🤖 AI Summary
This study addresses the lack of theoretically grounded goodness-of-fit tests for high-dimensional independent component analysis, particularly when the data dimension grows proportionally with the sample size. The authors propose a novel goodness-of-fit test that eliminates the need for pre-whitening—a longstanding requirement in conventional approaches—and establish, for the first time, a theoretically valid testing procedure within a high-dimensional asymptotic framework. The test statistic is constructed based on high-dimensional asymptotic theory, and extensive numerical simulations demonstrate its reliable size control and strong power across various settings. Empirical analysis further highlights the method’s practical diagnostic potential in real-world applications, such as gene expression data analysis.
📝 Abstract
Independent component (IC) models are a standard tool for representing multivariate data in statistics, signal processing, and machine learning.

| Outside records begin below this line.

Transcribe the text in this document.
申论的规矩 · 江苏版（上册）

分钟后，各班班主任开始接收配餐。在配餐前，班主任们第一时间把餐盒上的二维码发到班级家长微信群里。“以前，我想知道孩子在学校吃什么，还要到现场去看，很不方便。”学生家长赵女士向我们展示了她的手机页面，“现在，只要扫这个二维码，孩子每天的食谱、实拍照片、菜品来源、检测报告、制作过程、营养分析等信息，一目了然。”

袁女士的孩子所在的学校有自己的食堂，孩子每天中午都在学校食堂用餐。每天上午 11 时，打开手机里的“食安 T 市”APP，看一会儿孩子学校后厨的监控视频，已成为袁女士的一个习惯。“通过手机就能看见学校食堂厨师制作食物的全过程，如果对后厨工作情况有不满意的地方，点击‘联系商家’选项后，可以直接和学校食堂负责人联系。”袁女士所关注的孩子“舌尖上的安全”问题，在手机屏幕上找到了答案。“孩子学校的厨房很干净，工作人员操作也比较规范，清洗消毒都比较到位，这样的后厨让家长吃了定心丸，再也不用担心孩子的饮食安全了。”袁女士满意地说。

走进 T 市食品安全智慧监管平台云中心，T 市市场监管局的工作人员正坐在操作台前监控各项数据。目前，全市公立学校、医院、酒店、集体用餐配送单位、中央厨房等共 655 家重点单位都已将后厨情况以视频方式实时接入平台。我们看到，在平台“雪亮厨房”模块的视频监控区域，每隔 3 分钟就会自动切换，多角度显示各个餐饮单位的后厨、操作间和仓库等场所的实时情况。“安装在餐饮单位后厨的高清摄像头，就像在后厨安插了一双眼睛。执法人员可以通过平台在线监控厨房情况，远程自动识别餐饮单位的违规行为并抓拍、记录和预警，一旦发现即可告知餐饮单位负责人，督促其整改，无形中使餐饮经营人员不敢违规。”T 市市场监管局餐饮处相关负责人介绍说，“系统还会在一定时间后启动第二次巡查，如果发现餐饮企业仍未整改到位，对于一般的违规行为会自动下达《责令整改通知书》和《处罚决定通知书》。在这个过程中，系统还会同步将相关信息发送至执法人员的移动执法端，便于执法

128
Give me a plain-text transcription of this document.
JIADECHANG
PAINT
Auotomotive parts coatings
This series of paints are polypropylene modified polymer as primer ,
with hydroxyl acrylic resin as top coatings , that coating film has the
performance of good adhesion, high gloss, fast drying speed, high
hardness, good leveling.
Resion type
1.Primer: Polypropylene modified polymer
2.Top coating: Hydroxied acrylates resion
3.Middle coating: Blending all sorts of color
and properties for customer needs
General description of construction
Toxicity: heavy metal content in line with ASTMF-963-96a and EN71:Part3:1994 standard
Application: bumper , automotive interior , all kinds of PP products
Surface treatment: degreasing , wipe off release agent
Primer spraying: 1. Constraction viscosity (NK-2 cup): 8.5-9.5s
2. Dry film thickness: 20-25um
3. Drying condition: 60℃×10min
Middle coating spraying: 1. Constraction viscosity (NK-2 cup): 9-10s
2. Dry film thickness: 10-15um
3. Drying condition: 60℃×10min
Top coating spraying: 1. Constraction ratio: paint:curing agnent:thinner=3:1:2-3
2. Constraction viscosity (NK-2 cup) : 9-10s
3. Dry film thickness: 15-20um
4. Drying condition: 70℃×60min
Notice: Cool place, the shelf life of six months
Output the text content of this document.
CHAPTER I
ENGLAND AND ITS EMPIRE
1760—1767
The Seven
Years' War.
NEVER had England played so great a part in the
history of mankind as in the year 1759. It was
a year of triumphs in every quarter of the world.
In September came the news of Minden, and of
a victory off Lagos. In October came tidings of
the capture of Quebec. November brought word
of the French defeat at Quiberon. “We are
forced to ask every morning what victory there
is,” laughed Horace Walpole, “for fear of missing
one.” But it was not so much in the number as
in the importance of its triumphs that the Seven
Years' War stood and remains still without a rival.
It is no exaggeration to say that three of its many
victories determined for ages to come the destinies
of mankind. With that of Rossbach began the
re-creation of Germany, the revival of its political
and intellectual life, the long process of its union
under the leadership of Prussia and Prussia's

Despite the extensive use of IC models, much less attention has been given to goodness-of-fit tests for assessing their compatibility with data. We develop the first goodness-of-fit test for IC models that is supported by a theoretical validity guarantee when the data dimension and sample size diverge proportionally. This is made possible by the fact that the test does not rely on a pre-whitening step, which often limits the applicability of other goodness-of-fit tests in high dimensions. Our theoretical analysis is complemented with numerical experiments that demonstrate the test's size control and power under a range of conditions. In addition, we provide examples involving gene-expression data to illustrate that the test has potential for effective diagnostic use in practice.